Bug#1068829: Disabling the autostart of KDE Connect and screenreader KAccessible



Package: kde-plasma-desktop
Version: 5:142

These aren't needed for most users and are a privacy and security risk. In principle, it makes sense to only autostart things one actually needs to reduce the likelihood of crashes, the number of irrelevant log entries, the hardware resource consumption, and the attack surface (for example due to potential vulnerabilities in any of the software, especially if they constantly listen on some port).

Many people are looking for ways to disable these autostarts and don't like that they're just enabled by default, see for example https://unix.stackexchange.com/questions/384306/why-does-kdeconnect-listen-on-port-1716-tcp-all-the-time-how-to-close-the-port and https://discuss.kde.org/t/how-to-disable-kde-connect/7686/3 (there two devs clarified that this is not a KDE issue but "a distribution issue" which is why I'm filing it here).

I thought Debian was a distro with great regard for security and stability and that it considers privacy and actual user needs/practices.

A major issue with these autostarts is that there is no proper way to disable them. See https://unix.stackexchange.com/questions/774190/how-to-permanently-disable-autostarting-of-applications-on-linux-debian
These methods do not only require time and are inconvenient (it's not even clear which one to use), they also get reset when the packages get upgraded such as during a  distro upgrade. KDE Connect constantly listens on some ports and according to the second link has been a known vector for a DOS attack.

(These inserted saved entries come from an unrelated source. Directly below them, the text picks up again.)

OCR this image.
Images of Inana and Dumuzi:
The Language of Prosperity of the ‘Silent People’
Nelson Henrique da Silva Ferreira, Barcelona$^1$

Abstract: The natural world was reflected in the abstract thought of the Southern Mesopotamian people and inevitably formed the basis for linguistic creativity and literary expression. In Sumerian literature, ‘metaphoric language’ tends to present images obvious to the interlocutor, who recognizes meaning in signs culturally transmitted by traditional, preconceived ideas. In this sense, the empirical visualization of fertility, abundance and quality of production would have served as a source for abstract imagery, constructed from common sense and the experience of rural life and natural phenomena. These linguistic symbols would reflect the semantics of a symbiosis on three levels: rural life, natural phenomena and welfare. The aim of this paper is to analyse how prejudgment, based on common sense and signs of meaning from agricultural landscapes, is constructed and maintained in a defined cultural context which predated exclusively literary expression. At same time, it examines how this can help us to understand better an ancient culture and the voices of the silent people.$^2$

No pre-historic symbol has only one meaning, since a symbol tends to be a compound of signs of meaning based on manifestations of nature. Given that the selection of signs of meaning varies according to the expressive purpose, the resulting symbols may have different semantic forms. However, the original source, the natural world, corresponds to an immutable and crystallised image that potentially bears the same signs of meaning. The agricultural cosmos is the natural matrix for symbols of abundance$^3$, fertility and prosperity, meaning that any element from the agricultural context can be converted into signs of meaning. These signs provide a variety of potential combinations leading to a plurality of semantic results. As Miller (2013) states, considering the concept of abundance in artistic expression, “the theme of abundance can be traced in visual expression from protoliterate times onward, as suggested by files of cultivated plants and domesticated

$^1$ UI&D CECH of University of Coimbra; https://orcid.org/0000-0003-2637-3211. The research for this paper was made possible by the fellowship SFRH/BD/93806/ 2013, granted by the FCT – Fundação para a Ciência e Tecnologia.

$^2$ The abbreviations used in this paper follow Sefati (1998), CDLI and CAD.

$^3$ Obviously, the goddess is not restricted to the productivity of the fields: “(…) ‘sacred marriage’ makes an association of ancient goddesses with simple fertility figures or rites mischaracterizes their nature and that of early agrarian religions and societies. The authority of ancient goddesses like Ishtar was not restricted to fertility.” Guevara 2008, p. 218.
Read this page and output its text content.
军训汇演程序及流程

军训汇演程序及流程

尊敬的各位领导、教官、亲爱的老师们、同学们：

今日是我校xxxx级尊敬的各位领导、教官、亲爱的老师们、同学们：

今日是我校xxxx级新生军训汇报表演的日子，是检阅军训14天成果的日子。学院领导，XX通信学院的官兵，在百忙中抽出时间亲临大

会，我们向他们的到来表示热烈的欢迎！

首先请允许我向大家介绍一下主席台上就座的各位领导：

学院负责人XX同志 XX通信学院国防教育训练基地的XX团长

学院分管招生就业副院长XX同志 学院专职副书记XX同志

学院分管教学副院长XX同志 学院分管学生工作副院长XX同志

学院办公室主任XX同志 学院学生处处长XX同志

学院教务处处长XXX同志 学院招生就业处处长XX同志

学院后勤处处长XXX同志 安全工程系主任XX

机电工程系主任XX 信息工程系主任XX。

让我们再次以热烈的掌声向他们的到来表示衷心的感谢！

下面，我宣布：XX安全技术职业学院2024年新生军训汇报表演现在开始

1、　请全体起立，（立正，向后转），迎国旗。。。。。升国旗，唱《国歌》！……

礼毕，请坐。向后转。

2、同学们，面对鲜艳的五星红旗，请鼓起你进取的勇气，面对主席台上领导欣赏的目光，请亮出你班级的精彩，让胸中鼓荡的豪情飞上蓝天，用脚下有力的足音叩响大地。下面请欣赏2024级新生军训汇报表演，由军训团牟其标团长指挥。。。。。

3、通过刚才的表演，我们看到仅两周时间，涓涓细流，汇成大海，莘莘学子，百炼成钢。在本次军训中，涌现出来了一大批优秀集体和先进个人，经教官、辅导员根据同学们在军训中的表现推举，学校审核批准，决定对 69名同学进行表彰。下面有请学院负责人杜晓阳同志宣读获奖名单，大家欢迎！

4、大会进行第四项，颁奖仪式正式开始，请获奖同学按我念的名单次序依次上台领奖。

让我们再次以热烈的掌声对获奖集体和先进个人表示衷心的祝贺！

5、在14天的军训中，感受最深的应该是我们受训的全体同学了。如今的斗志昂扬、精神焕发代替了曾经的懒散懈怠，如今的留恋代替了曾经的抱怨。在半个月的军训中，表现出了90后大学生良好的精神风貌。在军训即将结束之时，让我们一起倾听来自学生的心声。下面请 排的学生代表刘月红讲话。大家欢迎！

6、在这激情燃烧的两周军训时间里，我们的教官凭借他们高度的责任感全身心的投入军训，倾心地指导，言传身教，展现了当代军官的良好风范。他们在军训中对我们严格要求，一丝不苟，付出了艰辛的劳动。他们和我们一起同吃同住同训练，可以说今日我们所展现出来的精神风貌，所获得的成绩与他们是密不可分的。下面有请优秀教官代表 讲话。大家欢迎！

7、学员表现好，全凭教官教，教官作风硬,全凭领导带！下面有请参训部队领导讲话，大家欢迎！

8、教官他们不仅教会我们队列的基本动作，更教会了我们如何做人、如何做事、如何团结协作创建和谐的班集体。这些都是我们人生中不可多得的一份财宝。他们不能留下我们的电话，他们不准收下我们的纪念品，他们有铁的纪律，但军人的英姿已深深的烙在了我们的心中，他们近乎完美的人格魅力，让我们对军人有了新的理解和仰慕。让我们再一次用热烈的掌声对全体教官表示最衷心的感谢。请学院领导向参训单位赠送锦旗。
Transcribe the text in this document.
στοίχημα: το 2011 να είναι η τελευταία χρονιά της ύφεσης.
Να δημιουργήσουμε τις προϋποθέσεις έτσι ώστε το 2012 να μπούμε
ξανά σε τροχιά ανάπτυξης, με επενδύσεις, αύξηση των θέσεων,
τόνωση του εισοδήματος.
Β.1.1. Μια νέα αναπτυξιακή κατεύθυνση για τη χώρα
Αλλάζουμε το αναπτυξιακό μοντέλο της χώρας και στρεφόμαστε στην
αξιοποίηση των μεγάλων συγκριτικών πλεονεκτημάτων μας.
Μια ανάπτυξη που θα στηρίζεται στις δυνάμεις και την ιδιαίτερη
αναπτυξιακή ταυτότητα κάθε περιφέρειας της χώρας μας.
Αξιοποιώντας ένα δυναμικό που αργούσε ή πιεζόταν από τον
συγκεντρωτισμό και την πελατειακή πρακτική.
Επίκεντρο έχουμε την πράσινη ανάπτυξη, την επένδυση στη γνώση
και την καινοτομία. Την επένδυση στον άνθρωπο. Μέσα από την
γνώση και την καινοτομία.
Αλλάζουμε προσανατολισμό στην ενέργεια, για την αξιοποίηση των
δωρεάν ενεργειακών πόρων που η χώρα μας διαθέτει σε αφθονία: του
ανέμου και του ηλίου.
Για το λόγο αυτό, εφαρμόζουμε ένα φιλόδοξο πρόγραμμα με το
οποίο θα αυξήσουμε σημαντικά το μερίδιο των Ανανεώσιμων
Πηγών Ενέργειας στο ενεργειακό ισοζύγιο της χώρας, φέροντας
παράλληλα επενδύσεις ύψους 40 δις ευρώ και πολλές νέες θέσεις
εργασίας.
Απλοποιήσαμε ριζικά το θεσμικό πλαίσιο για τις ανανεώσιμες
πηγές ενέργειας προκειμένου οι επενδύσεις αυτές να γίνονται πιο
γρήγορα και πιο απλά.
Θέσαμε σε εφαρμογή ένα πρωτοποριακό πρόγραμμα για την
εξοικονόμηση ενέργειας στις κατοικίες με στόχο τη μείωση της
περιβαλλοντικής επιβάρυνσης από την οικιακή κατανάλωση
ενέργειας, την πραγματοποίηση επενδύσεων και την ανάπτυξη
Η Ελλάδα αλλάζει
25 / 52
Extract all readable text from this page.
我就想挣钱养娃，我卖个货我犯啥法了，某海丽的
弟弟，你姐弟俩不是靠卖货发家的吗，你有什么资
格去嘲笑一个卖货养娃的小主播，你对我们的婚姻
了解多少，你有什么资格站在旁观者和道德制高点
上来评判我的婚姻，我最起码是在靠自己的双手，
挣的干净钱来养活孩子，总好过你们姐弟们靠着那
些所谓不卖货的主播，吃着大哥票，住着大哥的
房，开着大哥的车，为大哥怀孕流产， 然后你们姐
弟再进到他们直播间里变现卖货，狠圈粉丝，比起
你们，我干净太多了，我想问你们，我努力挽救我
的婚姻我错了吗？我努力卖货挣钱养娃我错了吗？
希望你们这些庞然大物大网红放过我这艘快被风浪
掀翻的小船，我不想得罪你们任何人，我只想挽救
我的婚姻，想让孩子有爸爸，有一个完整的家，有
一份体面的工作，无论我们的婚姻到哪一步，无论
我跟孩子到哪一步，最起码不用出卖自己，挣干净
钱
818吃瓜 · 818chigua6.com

I think "Calendar Reminders", screenreader "Orca", and "geoclue-2.0" also should not autostart but this issue is only about wireless file/device sharing app KDE Connection and KDE Accessible.

I don't think these autostarts were enabled to give people a reason to get educated on autostarts and autostart-prevention and to harden these two apps. If that's why they were automatically starting by default so far, then they should still be disabled now. If needed, the user could be asked if they want to have these autostart during initial installation.

Rather than bundling security-reducing bloat autostarts, I suggest that if these are installed by default at all, they are not configured to autostart. The user can easily configure them to autostart if they actually want that in the "Autostart" settings.